In Minnesota, the Kafkaesque existence of Haylee Rucker

Author: Agencies

Haylee Ann Rucker lives in a rural Minnesota town. The 19-year-old was born in the United States to American parents.

But legally, she did not exist for 19 years.

No passport, no driver’s license, no insurance. Rucker had none of the vital paperwork needed to lead a regular adult life.

Why? Because she didn’t have a birth certificate. And without that, she could not get a Social Security number, and everything got more complicated from there.

The story is an absurdist tale of administrative ping-pong involving two US states, the federal government and a hospital that did not register her paperwork from the outset.

But as bizarre as it sounds, it’s not unheard of in the United States, a country that offers nationality to anyone born on American soil.

“It really hit me when I turned 16 and I couldn’t get a license like everyone else,” Rucker says in a soft and trembling voice.

When AFP met Rucker in Eveleth — population, roughly 3,700 — in mid-January, she was working as a home health aide for the bedridden wife of the town’s mayor.

Of course, she has to work under the table.

Mayor Robert Vlaisavljevich repeatedly calls Rucker’s situation “the nuttiest thing.”

Rucker was a good student in high school and wants to become a nurse, but she could not register for college classes without identification documents.

The frustration in her voice builds: “I mean, I can’t do anything. I’m kind of just stuck.”

‘She’s mine’

It all started one Thursday night in December 2000 at a hospital outside Los Angeles.

A very pregnant April Booth, Rucker’s mother, went to the hospital convinced she was about to give birth.

But nurses sent her away and told her to return when her contractions were closer together.

Booth, however, didn’t make it. She gave birth at home with the help of her baby’s father. An ambulance then came and took her back to the hospital.

But the father did not want to sign any paperwork, perhaps so he could avoid paying child support.

Without his signature, there were no official witnesses to the birth, and the hospital did not follow through with the usual procedures to have a birth certificate issued.

At the time, Booth did not worry about the birth certificate formalities, and her baby’s father disappeared from her life.

But years later, when she was ready to file a tax return after heading back to work, Booth realized she could not claim Rucker as a dependent, because her daughter had no Social Security number.

By that time, the family was living in Minnesota.

In 2009, Booth applied for a Social Security number for Rucker. But her request was rejected because of the lack of a birth certificate.

Social workers helped Booth get a paternity test proving the identity of Rucker’s father.

The hospital certified that Booth had been admitted in December 2000.

There was a bill for the ambulance, and medical records.

Booth spreads all the papers out on a coffee table in her home. She even has a copy of one of her ultrasound exams.

“In the beginning, I thought maybe they thought that I had stolen her, and I could respect that,” says the 56-year-old Booth.

“But I think I have enough documentation to prove that she’s mine.”

In 2018, thanks to a friend, Booth finally got a lawyer to take the case pro bono. For months, there was no progress.

Booth saw a certain irony in the situation. She works in a call center that has the Democratic Party as a client, and often conducts polls about the regularization of those in the US without papers.

“I didn’t cross a border in the back of a truck. I didn’t hide her as a stowaway,” Booth said.
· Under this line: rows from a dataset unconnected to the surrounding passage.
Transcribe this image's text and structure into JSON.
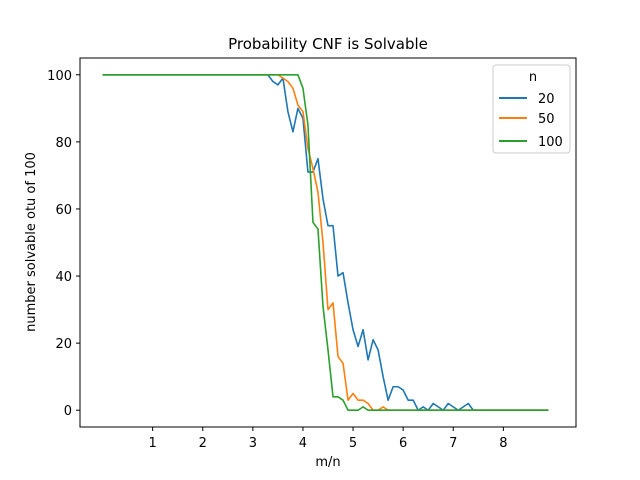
{
  "chart_data": {
    "type": "line",
    "title": "Probability CNF is Solvable",
    "xlabel": "m/n",
    "ylabel": "number solvable otu of 100",
    "xlim": [
      -0.45,
      9.45
    ],
    "ylim": [
      -5,
      105
    ],
    "xticks": [
      1,
      2,
      3,
      4,
      5,
      6,
      7,
      8
    ],
    "yticks": [
      0,
      20,
      40,
      60,
      80,
      100
    ],
    "grid": false,
    "legend": {
      "title": "n",
      "placement": "top-right"
    },
    "series": [
      {
        "name": "20",
        "color": "#1f77b4",
        "x": [
          0,
          0.1,
          0.2,
          0.3,
          0.4,
          0.5,
          0.6,
          0.7,
          0.8,
          0.9,
          1.0,
          1.1,
          1.2,
          1.3,
          1.4,
          1.5,
          1.6,
          1.7,
          1.8,
          1.9,
          2.0,
          2.1,
          2.2,
          2.3,
          2.4,
          2.5,
          2.6,
          2.7,
          2.8,
          2.9,
          3.0,
          3.1,
          3.2,
          3.3,
          3.4,
          3.5,
          3.6,
          3.7,
          3.8,
          3.9,
          4.0,
          4.1,
          4.2,
          4.3,
          4.4,
          4.5,
          4.6,
          4.7,
          4.8,
          4.9,
          5.0,
          5.1,
          5.2,
          5.3,
          5.4,
          5.5,
          5.6,
          5.7,
          5.8,
          5.9,
          6.0,
          6.1,
          6.2,
          6.3,
          6.4,
          6.5,
          6.6,
          6.7,
          6.8,
          6.9,
          7.0,
          7.1,
          7.2,
          7.3,
          7.4,
          7.5,
          7.6,
          7.7,
          7.8,
          7.9,
          8.0,
          8.1,
          8.2,
          8.3,
          8.4,
          8.5,
          8.6,
          8.7,
          8.8,
          8.9
        ],
        "values": [
          100,
          100,
          100,
          100,
          100,
          100,
          100,
          100,
          100,
          100,
          100,
          100,
          100,
          100,
          100,
          100,
          100,
          100,
          100,
          100,
          100,
          100,
          100,
          100,
          100,
          100,
          100,
          100,
          100,
          100,
          100,
          100,
          100,
          100,
          98,
          97,
          99,
          89,
          83,
          90,
          87,
          71,
          71,
          75,
          63,
          55,
          55,
          40,
          41,
          32,
          24,
          19,
          24,
          15,
          21,
          18,
          10,
          3,
          7,
          7,
          6,
          3,
          3,
          0,
          1,
          0,
          2,
          1,
          0,
          2,
          1,
          0,
          1,
          2,
          0,
          0,
          0,
          0,
          0,
          0,
          0,
          0,
          0,
          0,
          0,
          0,
          0,
          0,
          0,
          0
        ]
      },
      {
        "name": "50",
        "color": "#ff7f0e",
        "x": [
          0,
          0.1,
          0.2,
          0.3,
          0.4,
          0.5,
          0.6,
          0.7,
          0.8,
          0.9,
          1.0,
          1.1,
          1.2,
          1.3,
          1.4,
          1.5,
          1.6,
          1.7,
          1.8,
          1.9,
          2.0,
          2.1,
          2.2,
          2.3,
          2.4,
          2.5,
          2.6,
          2.7,
          2.8,
          2.9,
          3.0,
          3.1,
          3.2,
          3.3,
          3.4,
          3.5,
          3.6,
          3.7,
          3.8,
          3.9,
          4.0,
          4.1,
          4.2,
          4.3,
          4.4,
          4.5,
          4.6,
          4.7,
          4.8,
          4.9,
          5.0,
          5.1,
          5.2,
          5.3,
          5.4,
          5.5,
          5.6,
          5.7,
          5.8,
          5.9,
          6.0,
          6.1,
          6.2,
          6.3,
          6.4,
          6.5,
          6.6,
          6.7,
          6.8,
          6.9,
          7.0,
          7.1,
          7.2,
          7.3,
          7.4,
          7.5,
          7.6,
          7.7,
          7.8,
          7.9,
          8.0,
          8.1,
          8.2,
          8.3,
          8.4,
          8.5,
          8.6,
          8.7,
          8.8,
          8.9
        ],
        "values": [
          100,
          100,
          100,
          100,
          100,
          100,
          100,
          100,
          100,
          100,
          100,
          100,
          100,
          100,
          100,
          100,
          100,
          100,
          100,
          100,
          100,
          100,
          100,
          100,
          100,
          100,
          100,
          100,
          100,
          100,
          100,
          100,
          100,
          100,
          100,
          100,
          99,
          98,
          96,
          91,
          89,
          78,
          72,
          65,
          50,
          30,
          32,
          16,
          14,
          3,
          5,
          3,
          3,
          2,
          0,
          0,
          1,
          0,
          0,
          0,
          0,
          0,
          0,
          0,
          0,
          0,
          0,
          0,
          0,
          0,
          0,
          0,
          0,
          0,
          0,
          0,
          0,
          0,
          0,
          0,
          0,
          0,
          0,
          0,
          0,
          0,
          0,
          0,
          0,
          0
        ]
      },
      {
        "name": "100",
        "color": "#2ca02c",
        "x": [
          0,
          0.1,
          0.2,
          0.3,
          0.4,
          0.5,
          0.6,
          0.7,
          0.8,
          0.9,
          1.0,
          1.1,
          1.2,
          1.3,
          1.4,
          1.5,
          1.6,
          1.7,
          1.8,
          1.9,
          2.0,
          2.1,
          2.2,
          2.3,
          2.4,
          2.5,
          2.6,
          2.7,
          2.8,
          2.9,
          3.0,
          3.1,
          3.2,
          3.3,
          3.4,
          3.5,
          3.6,
          3.7,
          3.8,
          3.9,
          4.0,
          4.1,
          4.2,
          4.3,
          4.4,
          4.5,
          4.6,
          4.7,
          4.8,
          4.9,
          5.0,
          5.1,
          5.2,
          5.3,
          5.4,
          5.5,
          5.6,
          5.7,
          5.8,
          5.9,
          6.0,
          6.1,
          6.2,
          6.3,
          6.4,
          6.5,
          6.6,
          6.7,
          6.8,
          6.9,
          7.0,
          7.1,
          7.2,
          7.3,
          7.4,
          7.5,
          7.6,
          7.7,
          7.8,
          7.9,
          8.0,
          8.1,
          8.2,
          8.3,
          8.4,
          8.5,
          8.6,
          8.7,
          8.8,
          8.9
        ],
        "values": [
          100,
          100,
          100,
          100,
          100,
          100,
          100,
          100,
          100,
          100,
          100,
          100,
          100,
          100,
          100,
          100,
          100,
          100,
          100,
          100,
          100,
          100,
          100,
          100,
          100,
          100,
          100,
          100,
          100,
          100,
          100,
          100,
          100,
          100,
          100,
          100,
          100,
          100,
          100,
          100,
          96,
          85,
          56,
          54,
          31,
          18,
          4,
          4,
          3,
          0,
          0,
          0,
          1,
          0,
          0,
          0,
          0,
          0,
          0,
          0,
          0,
          0,
          0,
          0,
          0,
          0,
          0,
          0,
          0,
          0,
          0,
          0,
          0,
          0,
          0,
          0,
          0,
          0,
          0,
          0,
          0,
          0,
          0,
          0,
          0,
          0,
          0,
          0,
          0,
          0
        ]
      }
    ]
  }
}
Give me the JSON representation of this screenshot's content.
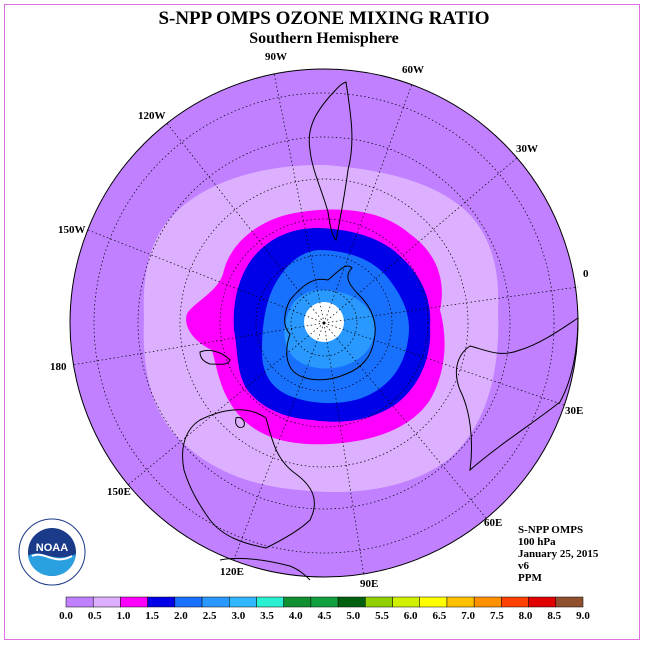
{
  "header": {
    "title": "S-NPP OMPS OZONE MIXING RATIO",
    "subtitle": "Southern Hemisphere"
  },
  "map": {
    "projection": "south-polar-stereographic",
    "longitude_labels": [
      "90W",
      "60W",
      "30W",
      "0",
      "30E",
      "60E",
      "90E",
      "120E",
      "150E",
      "180",
      "150W",
      "120W"
    ],
    "contour_bands": [
      {
        "level": "0.0-0.5",
        "color": "#c080ff"
      },
      {
        "level": "0.5-1.0",
        "color": "#ddb0ff"
      },
      {
        "level": "1.0-1.5",
        "color": "#ff00ff"
      },
      {
        "level": "1.5-2.0",
        "color": "#0000e8"
      },
      {
        "level": "2.0-2.5",
        "color": "#1870ff"
      },
      {
        "level": "2.5-3.0",
        "color": "#2a99ff"
      },
      {
        "level": "missing",
        "color": "#ffffff"
      }
    ]
  },
  "info": {
    "line1": "S-NPP OMPS",
    "line2": "100 hPa",
    "line3": "January 25, 2015",
    "line4": "v6",
    "line5": "PPM"
  },
  "logo": {
    "text": "NOAA",
    "ring_text": "NATIONAL OCEANIC AND ATMOSPHERIC ADMINISTRATION · U.S. DEPARTMENT OF COMMERCE"
  },
  "colorbar": {
    "labels": [
      "0.0",
      "0.5",
      "1.0",
      "1.5",
      "2.0",
      "2.5",
      "3.0",
      "3.5",
      "4.0",
      "4.5",
      "5.0",
      "5.5",
      "6.0",
      "6.5",
      "7.0",
      "7.5",
      "8.0",
      "8.5",
      "9.0"
    ],
    "colors": [
      "#c080ff",
      "#ddb0ff",
      "#ff00ff",
      "#0000e8",
      "#1870ff",
      "#2a99ff",
      "#30b8ff",
      "#28f0d0",
      "#109030",
      "#10a040",
      "#006010",
      "#90d000",
      "#d0f000",
      "#ffff00",
      "#ffc000",
      "#ff9000",
      "#ff4000",
      "#e00000",
      "#905030"
    ]
  }
}
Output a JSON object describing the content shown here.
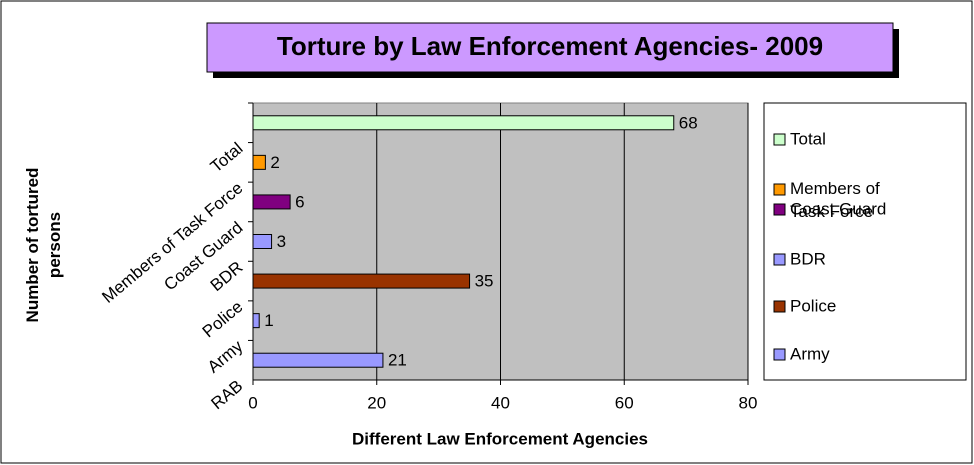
{
  "chart_data": {
    "type": "bar",
    "orientation": "horizontal",
    "title": "Torture by Law Enforcement Agencies- 2009",
    "x_label": "Different Law Enforcement Agencies",
    "y_label": "Number of tortured persons",
    "categories": [
      "Total",
      "Members of Task Force",
      "Coast Guard",
      "BDR",
      "Police",
      "Army",
      "RAB"
    ],
    "values": [
      68,
      2,
      6,
      3,
      35,
      1,
      21
    ],
    "colors": [
      "#ccffcc",
      "#ff9900",
      "#800080",
      "#9999ff",
      "#993300",
      "#9999ff",
      "#9999ff"
    ],
    "legend": [
      {
        "name": "Total",
        "color": "#ccffcc"
      },
      {
        "name": "Members of Task Force",
        "color": "#ff9900"
      },
      {
        "name": "Coast Guard",
        "color": "#800080"
      },
      {
        "name": "BDR",
        "color": "#9999ff"
      },
      {
        "name": "Police",
        "color": "#993300"
      },
      {
        "name": "Army",
        "color": "#9999ff"
      }
    ],
    "xlim": [
      0,
      80
    ],
    "xticks": [
      0,
      20,
      40,
      60,
      80
    ],
    "grid": true,
    "legend_position": "right"
  }
}
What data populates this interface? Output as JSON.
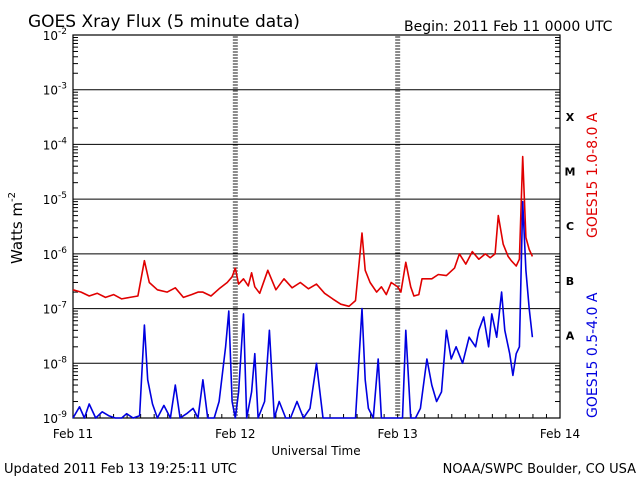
{
  "header": {
    "title": "GOES Xray Flux (5 minute data)",
    "begin": "Begin:  2011 Feb 11 0000 UTC"
  },
  "footer": {
    "updated": "Updated 2011 Feb 13 19:25:11 UTC",
    "credit": "NOAA/SWPC Boulder, CO USA"
  },
  "chart_data": {
    "type": "line",
    "title": "GOES Xray Flux (5 minute data)",
    "xlabel": "Universal Time",
    "ylabel_text": "Watts m",
    "ylabel_exp": "-2",
    "yscale": "log",
    "ylim": [
      1e-09,
      0.01
    ],
    "xlim_days": [
      0,
      3
    ],
    "x_ticks": [
      "Feb 11",
      "Feb 12",
      "Feb 13",
      "Feb 14"
    ],
    "y_ticks": [
      {
        "base": "10",
        "exp": "-2"
      },
      {
        "base": "10",
        "exp": "-3"
      },
      {
        "base": "10",
        "exp": "-4"
      },
      {
        "base": "10",
        "exp": "-5"
      },
      {
        "base": "10",
        "exp": "-6"
      },
      {
        "base": "10",
        "exp": "-7"
      },
      {
        "base": "10",
        "exp": "-8"
      },
      {
        "base": "10",
        "exp": "-9"
      }
    ],
    "flare_classes": [
      "X",
      "M",
      "C",
      "B",
      "A"
    ],
    "series": [
      {
        "name": "GOES15 1.0-8.0 A",
        "color": "#e00000",
        "points": [
          [
            0.0,
            2.2e-07
          ],
          [
            0.05,
            2e-07
          ],
          [
            0.1,
            1.7e-07
          ],
          [
            0.15,
            1.9e-07
          ],
          [
            0.2,
            1.6e-07
          ],
          [
            0.25,
            1.8e-07
          ],
          [
            0.3,
            1.5e-07
          ],
          [
            0.35,
            1.6e-07
          ],
          [
            0.4,
            1.7e-07
          ],
          [
            0.44,
            7.5e-07
          ],
          [
            0.47,
            3e-07
          ],
          [
            0.52,
            2.2e-07
          ],
          [
            0.58,
            2e-07
          ],
          [
            0.63,
            2.4e-07
          ],
          [
            0.68,
            1.6e-07
          ],
          [
            0.73,
            1.8e-07
          ],
          [
            0.77,
            2e-07
          ],
          [
            0.8,
            2e-07
          ],
          [
            0.85,
            1.7e-07
          ],
          [
            0.9,
            2.3e-07
          ],
          [
            0.95,
            3e-07
          ],
          [
            0.98,
            3.8e-07
          ],
          [
            1.0,
            5.5e-07
          ],
          [
            1.02,
            2.8e-07
          ],
          [
            1.05,
            3.5e-07
          ],
          [
            1.08,
            2.6e-07
          ],
          [
            1.1,
            4.5e-07
          ],
          [
            1.12,
            2.5e-07
          ],
          [
            1.15,
            1.9e-07
          ],
          [
            1.2,
            5e-07
          ],
          [
            1.25,
            2.2e-07
          ],
          [
            1.3,
            3.5e-07
          ],
          [
            1.35,
            2.4e-07
          ],
          [
            1.4,
            3e-07
          ],
          [
            1.45,
            2.3e-07
          ],
          [
            1.5,
            2.8e-07
          ],
          [
            1.55,
            1.9e-07
          ],
          [
            1.6,
            1.5e-07
          ],
          [
            1.65,
            1.2e-07
          ],
          [
            1.7,
            1.1e-07
          ],
          [
            1.74,
            1.4e-07
          ],
          [
            1.78,
            2.4e-06
          ],
          [
            1.8,
            5e-07
          ],
          [
            1.83,
            3e-07
          ],
          [
            1.87,
            2e-07
          ],
          [
            1.9,
            2.5e-07
          ],
          [
            1.93,
            1.8e-07
          ],
          [
            1.96,
            3e-07
          ],
          [
            2.0,
            2.5e-07
          ],
          [
            2.02,
            2e-07
          ],
          [
            2.05,
            7e-07
          ],
          [
            2.08,
            2.5e-07
          ],
          [
            2.1,
            1.7e-07
          ],
          [
            2.13,
            1.8e-07
          ],
          [
            2.15,
            3.5e-07
          ],
          [
            2.18,
            3.5e-07
          ],
          [
            2.21,
            3.5e-07
          ],
          [
            2.25,
            4.2e-07
          ],
          [
            2.3,
            4e-07
          ],
          [
            2.35,
            5.5e-07
          ],
          [
            2.38,
            1e-06
          ],
          [
            2.42,
            6.5e-07
          ],
          [
            2.46,
            1.1e-06
          ],
          [
            2.5,
            8e-07
          ],
          [
            2.54,
            1e-06
          ],
          [
            2.57,
            8.5e-07
          ],
          [
            2.6,
            1e-06
          ],
          [
            2.62,
            5e-06
          ],
          [
            2.65,
            1.5e-06
          ],
          [
            2.68,
            9e-07
          ],
          [
            2.7,
            7.5e-07
          ],
          [
            2.73,
            6e-07
          ],
          [
            2.75,
            8e-07
          ],
          [
            2.77,
            6e-05
          ],
          [
            2.79,
            2e-06
          ],
          [
            2.81,
            1.2e-06
          ],
          [
            2.83,
            9e-07
          ]
        ]
      },
      {
        "name": "GOES15 0.5-4.0 A",
        "color": "#0000e0",
        "points": [
          [
            0.0,
            1e-09
          ],
          [
            0.04,
            1.6e-09
          ],
          [
            0.07,
            1e-09
          ],
          [
            0.1,
            1.8e-09
          ],
          [
            0.14,
            1e-09
          ],
          [
            0.18,
            1.3e-09
          ],
          [
            0.22,
            1.1e-09
          ],
          [
            0.26,
            1e-09
          ],
          [
            0.3,
            1e-09
          ],
          [
            0.33,
            1.2e-09
          ],
          [
            0.37,
            1e-09
          ],
          [
            0.41,
            1.1e-09
          ],
          [
            0.44,
            5e-08
          ],
          [
            0.46,
            5e-09
          ],
          [
            0.49,
            1.8e-09
          ],
          [
            0.52,
            1e-09
          ],
          [
            0.56,
            1.7e-09
          ],
          [
            0.6,
            1e-09
          ],
          [
            0.63,
            4e-09
          ],
          [
            0.66,
            1e-09
          ],
          [
            0.7,
            1.2e-09
          ],
          [
            0.74,
            1.5e-09
          ],
          [
            0.77,
            1e-09
          ],
          [
            0.8,
            5e-09
          ],
          [
            0.83,
            1e-09
          ],
          [
            0.87,
            1e-09
          ],
          [
            0.9,
            2e-09
          ],
          [
            0.94,
            2e-08
          ],
          [
            0.96,
            9e-08
          ],
          [
            0.98,
            2e-09
          ],
          [
            1.0,
            1e-09
          ],
          [
            1.02,
            3e-09
          ],
          [
            1.05,
            8e-08
          ],
          [
            1.07,
            1e-09
          ],
          [
            1.1,
            3e-09
          ],
          [
            1.12,
            1.5e-08
          ],
          [
            1.14,
            1e-09
          ],
          [
            1.18,
            2e-09
          ],
          [
            1.21,
            4e-08
          ],
          [
            1.24,
            1e-09
          ],
          [
            1.27,
            2e-09
          ],
          [
            1.31,
            1e-09
          ],
          [
            1.34,
            1e-09
          ],
          [
            1.38,
            2e-09
          ],
          [
            1.42,
            1e-09
          ],
          [
            1.46,
            1.5e-09
          ],
          [
            1.5,
            1e-08
          ],
          [
            1.54,
            1e-09
          ],
          [
            1.58,
            1e-09
          ],
          [
            1.62,
            1e-09
          ],
          [
            1.66,
            1e-09
          ],
          [
            1.7,
            1e-09
          ],
          [
            1.74,
            1e-09
          ],
          [
            1.78,
            1e-07
          ],
          [
            1.8,
            5e-09
          ],
          [
            1.82,
            1.5e-09
          ],
          [
            1.85,
            1e-09
          ],
          [
            1.88,
            1.2e-08
          ],
          [
            1.9,
            1e-09
          ],
          [
            1.93,
            1e-09
          ],
          [
            1.96,
            1e-09
          ],
          [
            2.0,
            1e-09
          ],
          [
            2.03,
            1e-09
          ],
          [
            2.05,
            4e-08
          ],
          [
            2.08,
            1e-09
          ],
          [
            2.11,
            1e-09
          ],
          [
            2.14,
            1.5e-09
          ],
          [
            2.18,
            1.2e-08
          ],
          [
            2.21,
            4e-09
          ],
          [
            2.24,
            2e-09
          ],
          [
            2.27,
            3e-09
          ],
          [
            2.3,
            4e-08
          ],
          [
            2.33,
            1.2e-08
          ],
          [
            2.36,
            2e-08
          ],
          [
            2.4,
            1e-08
          ],
          [
            2.44,
            3e-08
          ],
          [
            2.48,
            2e-08
          ],
          [
            2.5,
            4e-08
          ],
          [
            2.53,
            7e-08
          ],
          [
            2.56,
            2e-08
          ],
          [
            2.58,
            8e-08
          ],
          [
            2.61,
            3e-08
          ],
          [
            2.64,
            2e-07
          ],
          [
            2.66,
            4e-08
          ],
          [
            2.69,
            1.5e-08
          ],
          [
            2.71,
            6e-09
          ],
          [
            2.73,
            1.5e-08
          ],
          [
            2.75,
            2e-08
          ],
          [
            2.77,
            9e-06
          ],
          [
            2.79,
            5e-07
          ],
          [
            2.81,
            1e-07
          ],
          [
            2.83,
            3e-08
          ]
        ]
      }
    ]
  }
}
“I had her in the United States, and I’ve never left the country. I’m an American citizen. And I can’t get her legal.”

Happy ending

As Rucker was not born in Minnesota where she currently lives, and doesn’t live in California where she was born, the two states have repeatedly punted to the other side on the case, says her attorney Bryan Lyndsay.

“She’s kind of caught between two jurisdictions and because of her status in both, neither one is overly ready to help her,” he explained.

Rucker’s case is not without precedent. In 2014, Alecia Pennington — who was home-schooled — launched a viral appeal on YouTube to get papers.

A few months later, the state of Texas weighed in, allowing her to get a deferred birth certificate and to win her legal identity.

In the end for Rucker, with a bit of advocacy on her behalf, the situation shifted. In late December, Vlaisavljevich called the office of Amy Klobuchar, one of Minnesota’s two US senators and a Democratic presidential candidate.

Contacted by AFP three weeks ago, her office said it had intervened on Rucker’s behalf with the federal Social Security Administration and a new meeting was set.